If DARPA exercises all options, the contract has a potential value of $99.4 million.
WASHINGTON — Blue Canyon Technologies is producing four satellite buses for the Blackjack program under a $14.1 million contract awarded last month by the Defense Advanced Research Projects Agency. The contract has options for DARPA to buy up to 20 satellites for $99.4 million.
The contract puts Blue Canyon in a position to become the leading supplier of satellites buses for DARPA’s Blackjack program — an elaborate project to demonstrate the military utility of a mesh network of small satellites in low Earth orbit. DARPA said its goal is to deploy 20 satellites by 2022.

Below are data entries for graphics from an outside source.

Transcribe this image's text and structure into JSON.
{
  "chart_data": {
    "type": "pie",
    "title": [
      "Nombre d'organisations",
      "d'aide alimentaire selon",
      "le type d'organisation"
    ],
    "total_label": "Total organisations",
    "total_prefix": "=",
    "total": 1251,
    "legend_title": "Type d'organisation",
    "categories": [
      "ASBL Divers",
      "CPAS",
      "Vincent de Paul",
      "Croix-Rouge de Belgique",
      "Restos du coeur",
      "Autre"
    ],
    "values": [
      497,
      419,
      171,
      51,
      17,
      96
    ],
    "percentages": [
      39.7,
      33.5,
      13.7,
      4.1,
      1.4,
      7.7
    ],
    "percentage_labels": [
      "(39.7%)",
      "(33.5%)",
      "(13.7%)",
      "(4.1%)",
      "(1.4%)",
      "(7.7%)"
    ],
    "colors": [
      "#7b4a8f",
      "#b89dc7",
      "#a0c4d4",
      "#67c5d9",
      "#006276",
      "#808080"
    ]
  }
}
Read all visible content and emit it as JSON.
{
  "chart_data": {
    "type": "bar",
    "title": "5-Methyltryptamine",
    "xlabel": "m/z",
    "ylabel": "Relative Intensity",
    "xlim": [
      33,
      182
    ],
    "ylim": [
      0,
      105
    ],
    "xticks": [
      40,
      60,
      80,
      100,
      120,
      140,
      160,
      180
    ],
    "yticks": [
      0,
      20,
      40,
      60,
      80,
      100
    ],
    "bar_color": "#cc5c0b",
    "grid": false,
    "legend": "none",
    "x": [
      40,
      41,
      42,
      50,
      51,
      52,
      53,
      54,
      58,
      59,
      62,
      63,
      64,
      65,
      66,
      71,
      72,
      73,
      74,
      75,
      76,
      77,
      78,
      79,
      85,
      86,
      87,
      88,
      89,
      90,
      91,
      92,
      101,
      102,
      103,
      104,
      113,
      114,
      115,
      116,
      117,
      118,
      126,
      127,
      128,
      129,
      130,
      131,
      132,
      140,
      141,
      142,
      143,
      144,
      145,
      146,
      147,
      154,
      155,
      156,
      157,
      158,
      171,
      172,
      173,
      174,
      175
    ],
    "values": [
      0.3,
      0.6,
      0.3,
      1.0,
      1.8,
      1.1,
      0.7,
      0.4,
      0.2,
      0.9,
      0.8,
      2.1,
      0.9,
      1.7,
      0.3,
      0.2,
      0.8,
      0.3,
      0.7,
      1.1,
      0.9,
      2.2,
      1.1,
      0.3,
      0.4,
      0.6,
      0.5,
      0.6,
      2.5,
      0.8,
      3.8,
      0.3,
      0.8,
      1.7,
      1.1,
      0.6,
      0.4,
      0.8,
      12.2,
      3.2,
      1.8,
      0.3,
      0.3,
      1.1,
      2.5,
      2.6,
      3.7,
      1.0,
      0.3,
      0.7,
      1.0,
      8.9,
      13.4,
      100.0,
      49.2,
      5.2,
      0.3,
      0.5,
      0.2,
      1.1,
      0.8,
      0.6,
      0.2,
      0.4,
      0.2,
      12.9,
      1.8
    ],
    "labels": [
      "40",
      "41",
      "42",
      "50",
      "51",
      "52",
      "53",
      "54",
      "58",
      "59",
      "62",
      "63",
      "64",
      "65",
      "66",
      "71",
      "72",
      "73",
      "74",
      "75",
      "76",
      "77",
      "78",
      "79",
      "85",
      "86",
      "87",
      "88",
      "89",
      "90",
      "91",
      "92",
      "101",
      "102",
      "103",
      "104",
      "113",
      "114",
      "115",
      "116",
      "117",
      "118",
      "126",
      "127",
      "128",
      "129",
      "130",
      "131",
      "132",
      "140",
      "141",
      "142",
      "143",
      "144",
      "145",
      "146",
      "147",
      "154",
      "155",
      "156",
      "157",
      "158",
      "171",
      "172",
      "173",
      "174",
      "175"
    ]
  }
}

Although DARPA signed study contracts with other bus providers, only Blue Canyon has a production contract.
“Multiple bus providers remain under consideration,” Blackjack program manager Rusty Thomas told SpaceNews July 2.
He said DARPA had to put Blue Canyon on contract now in order to meet program deadlines. A key concern is making sure the satellite can operate Blackjack’s command-and-control software known as Pit Boss.
The contract lets the company start “detailed system design to ensure Pit Boss autonomy interfaces are compatible with Blue Canyon’s existing flight computer,” Thomas said. “Awarding now enables long lead procurement of bus components to support 2021 assembly, integration, test and launch schedules.”
DARPA wants Blackjack satellites to be modular so new payloads can be added without having to redesign the bus. The idea is to speed up the production and lower the cost of satellites compared to traditional acquisitions of custom-built spacecraft.
William Schum, program manager at Blue Canyon in Boulder, Colorado, told SpaceNews that the company will make Blackjack satellites at a new manufacturing facility in Lafayette, Colorado.
If DARPA exercises all options to buy 20 satellites, Schum said, that would make Blackjack the biggest contract ever won by Blue Canyon.
The satellites are based on the 150-kilogram X-SAT microsatellite bus that Blue Canyon manufacturers for commercial use. “There’s a little bit of customization,” said Schum. “In Blackjack, the driving force is to keep the cost down, take a commercial bus and see what it can do with military payloads.”
“It’s a complicated mission,” Schum said of Blackjack. Multiple suppliers are developing DoD payloads and the Pit Boss on-board system is a “critical component.”
SEAKR Engineering is developing Pit Boss. Lockheed Martin is responsible for integrating the satellites
Thomas said SEAKR serves as the “constellation and mission-level integrator above the satellite level, with support from Lockheed Martin systems engineers who are tasked with ensuring gaps between these levels are addressed by SEAKR or Lockheed Martin.”